К сожалению или к счастью, все когда-нибудь заканчивается. Закончились и эти счастливые летние лесные дни. У нас не оставалось продовольствия, его точно хватило на месяц. Пришло время покинуть наши удивительные места, в которых мы были абсолютно счастливы. Дорога вела нас дальше, время леса для нас прошло, пора возвращаться домой. Мы быстро свернули палатку, сложили рюкзаки и уехали в Москву, но зелень и солнце этого лета остается в моей сокровищнице. Яркий и большой изумруд бесценной коллекции.
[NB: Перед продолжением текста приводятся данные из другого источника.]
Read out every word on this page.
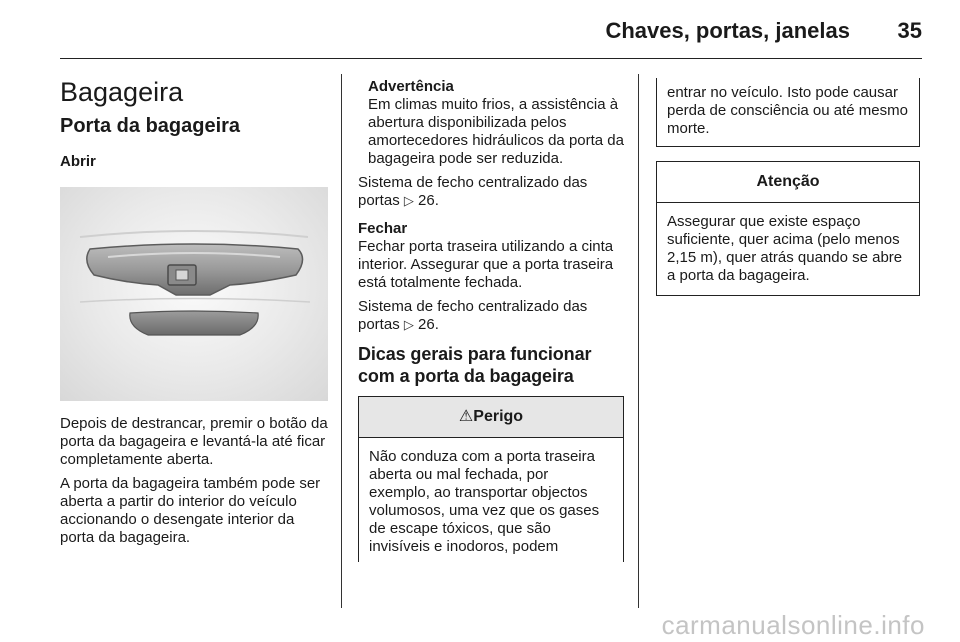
Chaves, portas, janelas	35
Bagageira
Porta da bagageira
Abrir

Depois de destrancar, premir o botão da porta da bagageira e levantá-la até ficar completamente aberta.

A porta da bagageira também pode ser aberta a partir do interior do veículo accionando o desengate interior da porta da bagageira.

Advertência
Em climas muito frios, a assistência à abertura disponibilizada pelos amortecedores hidráulicos da porta da bagageira pode ser reduzida.

Sistema de fecho centralizado das portas ▷ 26.

Fechar

Fechar porta traseira utilizando a cinta interior. Assegurar que a porta traseira está totalmente fechada.

Sistema de fecho centralizado das portas ▷ 26.

Dicas gerais para funcionar com a porta da bagageira
⚠Perigo
Não conduza com a porta traseira aberta ou mal fechada, por exemplo, ao transportar objectos volumosos, uma vez que os gases de escape tóxicos, que são invisíveis e inodoros, podem
entrar no veículo. Isto pode causar perda de consciência ou até mesmo morte.
Atenção
Assegurar que existe espaço suficiente, quer acima (pelo menos 2,15 m), quer atrás quando se abre a porta da bagageira.
carmanualsonline.info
Когда мы возвращались в город, там царило пыльное лето, многие еще были в отпусках, школьники и студенты на каникулах, народу в транспорте было немного, но всё равно, после безлюдного леса, возникало очень странное чувство. Куда едут все эти люди? Город был наполнен суетой и дурными запахами, особенно ворота города – вокзалы. Жара, машины, люди. Несколько дней мы привыкали к этому беспорядочному мельтешению.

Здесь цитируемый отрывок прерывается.